Jak się okazało, konsultacje nie cieszyły się popularnością wśród mieszkańców. W określonym terminie wpłynęło 28 wypełnionych ankiet, 2 opinie zostały również wyrażone w komentarzach na miejskiej platformie konsultacyjnej. Zakładając zatem, że 1 ankieta to głos 1 mieszkańca, w konsultacjach wzięło udział niewiele ponad 1 promil ogółu.
Jeszcze słabiej wyglądała frekwencja podczas spotkania z przedstawicielami służb mundurowych, podsumowującego przedsięwzięcie. W poniedziałek (10.10) po południu w sali konferencyjnej Urzędu Miejskiego pojawił się jedynie wnioskodawca konsultacji radny Łukasz Zakrzewski i dwaj dziennikarze. Po kilku minutach do zebranych dołączyli radni Cezary Piórkowski i Paweł Grzeszczak oraz burmistrz Wojciech Iwaszkiewicz, wracający z posiedzenia komisji.
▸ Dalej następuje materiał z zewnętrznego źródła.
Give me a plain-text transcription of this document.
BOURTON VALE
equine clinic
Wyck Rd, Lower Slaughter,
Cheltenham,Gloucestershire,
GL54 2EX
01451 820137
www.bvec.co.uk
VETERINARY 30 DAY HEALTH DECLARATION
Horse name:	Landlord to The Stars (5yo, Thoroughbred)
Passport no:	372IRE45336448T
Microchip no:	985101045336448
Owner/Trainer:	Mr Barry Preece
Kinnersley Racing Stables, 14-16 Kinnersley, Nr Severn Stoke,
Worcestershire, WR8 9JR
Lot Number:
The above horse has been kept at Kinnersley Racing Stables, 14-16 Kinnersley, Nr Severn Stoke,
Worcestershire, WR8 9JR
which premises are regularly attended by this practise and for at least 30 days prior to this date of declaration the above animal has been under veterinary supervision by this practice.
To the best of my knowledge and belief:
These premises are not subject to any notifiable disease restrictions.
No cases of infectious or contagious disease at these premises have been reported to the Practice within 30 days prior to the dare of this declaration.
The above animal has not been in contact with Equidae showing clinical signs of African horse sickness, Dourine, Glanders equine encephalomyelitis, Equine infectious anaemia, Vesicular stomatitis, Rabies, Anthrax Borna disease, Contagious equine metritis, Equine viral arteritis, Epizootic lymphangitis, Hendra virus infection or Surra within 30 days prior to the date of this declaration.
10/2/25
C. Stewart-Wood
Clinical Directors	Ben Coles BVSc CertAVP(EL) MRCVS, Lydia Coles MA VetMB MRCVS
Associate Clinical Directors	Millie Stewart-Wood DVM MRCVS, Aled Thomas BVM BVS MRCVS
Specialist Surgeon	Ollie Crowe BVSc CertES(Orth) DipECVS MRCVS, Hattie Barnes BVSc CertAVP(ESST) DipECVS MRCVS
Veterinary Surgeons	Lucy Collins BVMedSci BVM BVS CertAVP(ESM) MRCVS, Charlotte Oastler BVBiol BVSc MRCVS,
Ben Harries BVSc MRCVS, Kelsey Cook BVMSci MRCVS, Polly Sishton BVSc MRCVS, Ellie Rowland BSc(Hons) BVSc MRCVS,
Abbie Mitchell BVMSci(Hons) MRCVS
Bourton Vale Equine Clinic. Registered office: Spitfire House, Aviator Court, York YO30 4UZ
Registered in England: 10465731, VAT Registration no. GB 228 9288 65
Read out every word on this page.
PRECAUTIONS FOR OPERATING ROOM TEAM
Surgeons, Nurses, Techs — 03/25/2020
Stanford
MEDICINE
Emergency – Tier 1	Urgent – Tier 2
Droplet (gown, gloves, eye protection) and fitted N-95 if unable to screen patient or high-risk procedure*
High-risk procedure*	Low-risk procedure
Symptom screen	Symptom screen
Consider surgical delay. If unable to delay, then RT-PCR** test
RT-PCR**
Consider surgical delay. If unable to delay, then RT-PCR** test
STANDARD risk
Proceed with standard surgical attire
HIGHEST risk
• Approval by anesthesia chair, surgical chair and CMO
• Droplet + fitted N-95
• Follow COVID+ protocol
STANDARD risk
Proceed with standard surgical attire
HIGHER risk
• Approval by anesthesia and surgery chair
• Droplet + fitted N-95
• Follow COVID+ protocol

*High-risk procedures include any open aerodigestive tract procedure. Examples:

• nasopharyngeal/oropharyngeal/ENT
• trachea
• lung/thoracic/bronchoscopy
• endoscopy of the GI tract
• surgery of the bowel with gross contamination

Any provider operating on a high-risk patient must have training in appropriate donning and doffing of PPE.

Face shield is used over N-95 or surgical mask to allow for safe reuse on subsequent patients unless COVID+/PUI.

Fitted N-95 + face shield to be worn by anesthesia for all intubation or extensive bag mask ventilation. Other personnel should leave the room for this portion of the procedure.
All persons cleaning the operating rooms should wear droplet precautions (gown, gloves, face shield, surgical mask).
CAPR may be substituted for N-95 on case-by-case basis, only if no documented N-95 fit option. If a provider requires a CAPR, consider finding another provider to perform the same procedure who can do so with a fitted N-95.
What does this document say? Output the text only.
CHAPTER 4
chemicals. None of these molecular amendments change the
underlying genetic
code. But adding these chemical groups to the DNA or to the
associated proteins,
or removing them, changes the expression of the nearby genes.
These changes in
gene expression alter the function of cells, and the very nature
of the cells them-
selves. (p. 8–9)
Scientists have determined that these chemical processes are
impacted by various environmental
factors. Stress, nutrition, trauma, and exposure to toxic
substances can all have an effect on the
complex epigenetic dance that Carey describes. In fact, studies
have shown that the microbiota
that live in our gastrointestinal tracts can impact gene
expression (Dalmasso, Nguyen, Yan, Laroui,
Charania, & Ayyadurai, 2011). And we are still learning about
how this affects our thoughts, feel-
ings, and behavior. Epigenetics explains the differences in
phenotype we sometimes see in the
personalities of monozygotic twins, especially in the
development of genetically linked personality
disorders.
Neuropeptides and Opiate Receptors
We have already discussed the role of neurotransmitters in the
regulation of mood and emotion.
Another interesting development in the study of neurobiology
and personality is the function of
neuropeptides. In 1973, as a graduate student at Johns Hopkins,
-To informacyjna i organizacyjna porażka Urzędu Miejskiego – skomentował brak mieszkańców radny Zakrzewski, dodając, iż nadal będzie walczył o przeprowadzanie konsultacji.
Burmistrz Giżycka Wojciech Iwaszkiewicz apelował do radnego Zakrzewskiego o większe zaufanie do służb odpowiadających za bezpieczeństwo w mieście i powiecie.
– Wyniki konsultacji uważam za cenne, ale na podstawie tych 30 opinii nie można podjąć wiążących decyzji – dodał Iwaszkiewicz.